The AI perception gap | WARC | The Feed
The Feed
Read daily effectiveness insights and the latest marketing news, curated by WARC’s editors.
You didn’t return any results. Please clear your filters.
The AI perception gap
Artificial intelligence has been a part of the mainstream conversation since the arrival of OpenAI’s ChatGPT in late 2022, but while the technology is becoming more powerful, users are also coming to terms with its limitations.
The crux of the matter
Generative AI is understood to have great potential if you need to produce a lot of text or imagery. Using a publicly available beta version, like the free ChatGPT that many people have tried, obscures the big costs of running an AI system. This is especially true when models are much less accurate than they need to be, as they don’t have robust oversight over what AI systems are producing.
Cycles of hype follow a pretty predictable curve when excitement dissipates once the rubber hits the road and a technology’s limitations become clear.
Research points toward impact-optimised image generation
First, the good news. Lumen reports positive results from a trial of AI creative tools with Diageo which could be optimised for “difference” performance metrics. In this case, the attention the ads commanded were “significantly” more than in Lumen’s average benchmarks.
For marketers needing to generate not ideas but sheer output rather than creative strategies or platforms, the signals are positive.
Or at least, positive for a balance sheet.

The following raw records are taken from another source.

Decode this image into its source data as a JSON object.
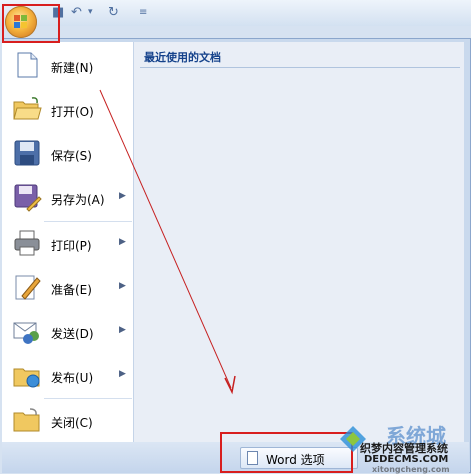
{
  "recent": {
    "title": "最近使用的文档"
  },
  "menu_items": [
    {
      "label": "新建(N)",
      "icon": "new-document-icon",
      "has_submenu": false
    },
    {
      "label": "打开(O)",
      "icon": "open-folder-icon",
      "has_submenu": false
    },
    {
      "label": "保存(S)",
      "icon": "save-disk-icon",
      "has_submenu": false
    },
    {
      "label": "另存为(A)",
      "icon": "save-as-icon",
      "has_submenu": true
    },
    {
      "label": "打印(P)",
      "icon": "printer-icon",
      "has_submenu": true
    },
    {
      "label": "准备(E)",
      "icon": "prepare-pen-icon",
      "has_submenu": true
    },
    {
      "label": "发送(D)",
      "icon": "send-mail-icon",
      "has_submenu": true
    },
    {
      "label": "发布(U)",
      "icon": "publish-folder-icon",
      "has_submenu": true
    },
    {
      "label": "关闭(C)",
      "icon": "close-folder-icon",
      "has_submenu": false
    }
  ],
  "footer": {
    "word_options_label": "Word 选项"
  },
  "watermark": {
    "brand": "系统城",
    "site1": "织梦内容管理系统",
    "site2": "DEDECMS.COM",
    "site3": "xitongcheng.com"
  },
  "colors": {
    "highlight_box": "#d81e1e",
    "arrow": "#c62020",
    "office_orange": "#f4b23c"
  }
}
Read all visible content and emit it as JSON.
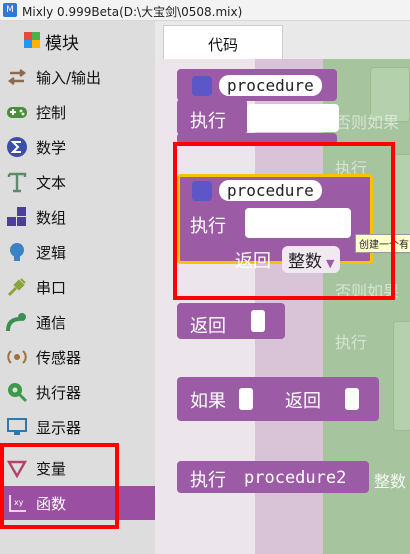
{
  "window": {
    "title": "Mixly 0.999Beta(D:\\大宝剑\\0508.mix)"
  },
  "sidebar": {
    "title": "模块",
    "items": [
      {
        "label": "输入/输出",
        "icon": "io-arrows-icon"
      },
      {
        "label": "控制",
        "icon": "gamepad-icon"
      },
      {
        "label": "数学",
        "icon": "math-icon"
      },
      {
        "label": "文本",
        "icon": "text-t-icon"
      },
      {
        "label": "数组",
        "icon": "array-blocks-icon"
      },
      {
        "label": "逻辑",
        "icon": "lightbulb-icon"
      },
      {
        "label": "串口",
        "icon": "serial-plug-icon"
      },
      {
        "label": "通信",
        "icon": "satellite-icon"
      },
      {
        "label": "传感器",
        "icon": "sensor-icon"
      },
      {
        "label": "执行器",
        "icon": "actuator-icon"
      },
      {
        "label": "显示器",
        "icon": "monitor-icon"
      },
      {
        "label": "变量",
        "icon": "variable-icon"
      },
      {
        "label": "函数",
        "icon": "function-icon",
        "selected": true
      }
    ]
  },
  "tabs": [
    {
      "label": "代码"
    }
  ],
  "blocks": {
    "procedure_no_return": {
      "name": "procedure",
      "do_label": "执行"
    },
    "procedure_with_return": {
      "name": "procedure",
      "do_label": "执行",
      "return_label": "返回",
      "return_type": "整数"
    },
    "return_block": {
      "label": "返回"
    },
    "if_return_block": {
      "if_label": "如果",
      "return_label": "返回"
    },
    "call_block": {
      "label": "执行",
      "name": "procedure2"
    }
  },
  "tooltip": {
    "text": "创建一个有"
  },
  "background_text": {
    "else_if_1": "否则如果",
    "do_1": "执行",
    "else_if_2": "否则如果",
    "do_2": "执行",
    "right_partial": "整数"
  },
  "colors": {
    "procedure_purple": "#9b5ba5",
    "selected_category": "#9b4fa3",
    "highlight_red": "#ff0000",
    "logic_green": "#a6c49e"
  }
}
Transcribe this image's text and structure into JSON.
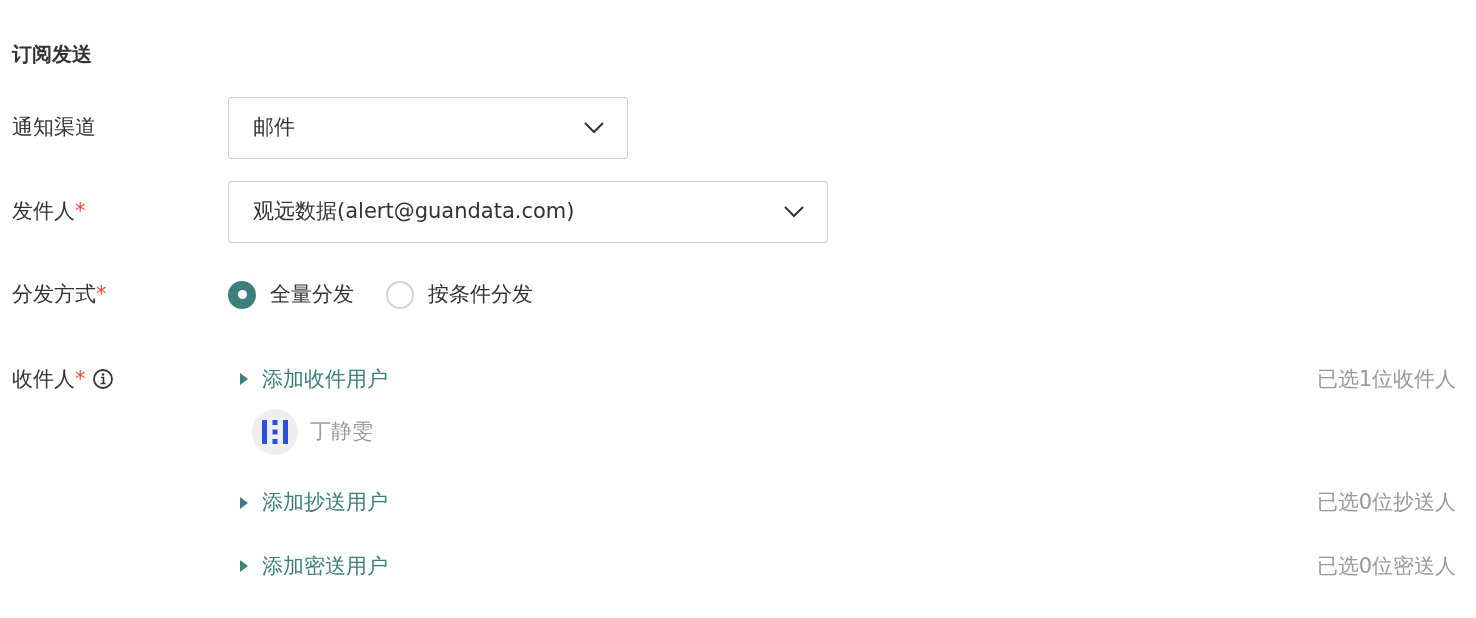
{
  "section_title": "订阅发送",
  "fields": [
    {
      "kind": "select",
      "label": "通知渠道",
      "value": "邮件"
    },
    {
      "kind": "select",
      "label": "发件人",
      "required_mark": "*",
      "value": "观远数据(alert@guandata.com)"
    },
    {
      "kind": "radio",
      "label": "分发方式",
      "required_mark": "*",
      "options": [
        {
          "label": "全量分发",
          "selected": true
        },
        {
          "label": "按条件分发",
          "selected": false
        }
      ]
    },
    {
      "kind": "recipients",
      "label": "收件人",
      "required_mark": "*",
      "info": true,
      "groups": [
        {
          "link": "添加收件用户",
          "summary": "已选1位收件人",
          "users": [
            {
              "name": "丁静雯"
            }
          ]
        },
        {
          "link": "添加抄送用户",
          "summary": "已选0位抄送人"
        },
        {
          "link": "添加密送用户",
          "summary": "已选0位密送人"
        }
      ]
    }
  ]
}
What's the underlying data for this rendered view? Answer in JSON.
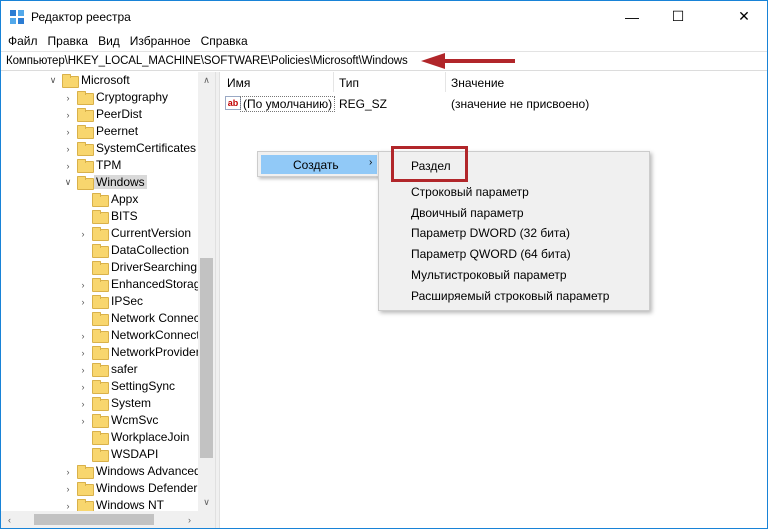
{
  "window": {
    "title": "Редактор реестра",
    "controls": {
      "minimize": "—",
      "maximize": "☐",
      "close": "✕"
    }
  },
  "menu": [
    "Файл",
    "Правка",
    "Вид",
    "Избранное",
    "Справка"
  ],
  "address": "Компьютер\\HKEY_LOCAL_MACHINE\\SOFTWARE\\Policies\\Microsoft\\Windows",
  "tree": {
    "microsoft": "Microsoft",
    "microsoft_children": [
      "Cryptography",
      "PeerDist",
      "Peernet",
      "SystemCertificates",
      "TPM"
    ],
    "selected": "Windows",
    "windows_children": [
      "Appx",
      "BITS",
      "CurrentVersion",
      "DataCollection",
      "DriverSearching",
      "EnhancedStorage",
      "IPSec",
      "Network Connect",
      "NetworkConnecti",
      "NetworkProvider",
      "safer",
      "SettingSync",
      "System",
      "WcmSvc",
      "WorkplaceJoin",
      "WSDAPI"
    ],
    "after": [
      "Windows Advanced",
      "Windows Defender",
      "Windows NT"
    ]
  },
  "columns": {
    "name": "Имя",
    "type": "Тип",
    "value": "Значение"
  },
  "values": [
    {
      "icon": "ab",
      "name": "(По умолчанию)",
      "type": "REG_SZ",
      "data": "(значение не присвоено)"
    }
  ],
  "context_menu": {
    "new": "Создать",
    "arrow": "›",
    "submenu": [
      "Раздел",
      "Строковый параметр",
      "Двоичный параметр",
      "Параметр DWORD (32 бита)",
      "Параметр QWORD (64 бита)",
      "Мультистроковый параметр",
      "Расширяемый строковый параметр"
    ]
  },
  "colors": {
    "accent": "#91c9f7",
    "highlight": "#b1262a",
    "folder": "#f8d66e",
    "window_border": "#1883d7"
  }
}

Lumen also notes a 2023 Kantar study showing that on certain brand metrics AI had the potential to be at least as good as human-made creative. On the surface, this looks a lot cheaper at the HR level.
But costs are ramping up. You may be able to sack your creatives, but with demand soaring for AI-skilled engineers there may be a different set of costs to consider. Not least environmental, as the sheer amount of computing power increases.
Stanford AI index: money and nerves
Concerns about cost will be clear to readers of Stanford’s AI Index, which puts some numbers behind the staggering computing costs needed to train an AI – costs that are only rising as models get bigger. “OpenAI’s GPT-4 used an estimated $78 million worth of compute to train, while Google’s Gemini Ultra cost $191 million for compute,” notes the AI Index report.
There is, admittedly, a lot of money flowing in. Funding for GenAI has octupled since 2022 to reach $25.2bn. But investors are not the public, 52% of whom express nervousness about AI coming to products and services – a 13% year-on-year increase.
With figures so large required, industry leads the academic or government in development by a long, long way. But industry brings with it challenges: companies need to make sure their models look (and, vitally, sound) impressive to clients and imposters. Robust, standardized evaluations of LLM responsibility are scant.
AI is going to take longer to generate returns than thought
Data from ETR, a research firm specialising in an ongoing panel of tech decision makers, finds that gaps in the rate of application of this new technology are emerging, despite the majority (80%) of companies surveyed having evaluated the potential applications of AI in their business.
Unsurprisingly, leadership tends to be much more optimistic than the experts, with some of the biggest gulfs found in the expected short-term returns (three months) – a timeframe in which 21% of C-suite leaders expect returns compared to just 10% of experts. This is based on a smaller subset of respondents at companies that have “implemented” generative AI features.
“I do think the hype cycle, because of how quickly it moved, the pendulum is stalling and swinging back a little bit,” explained Erik Bradley, ETR chief strategist and research director, in comments to Sherwood, a business news website. “People are recognizing it's still important, it's still going to be there. It might not be the panacea, the savior of their enterprise at this stage.”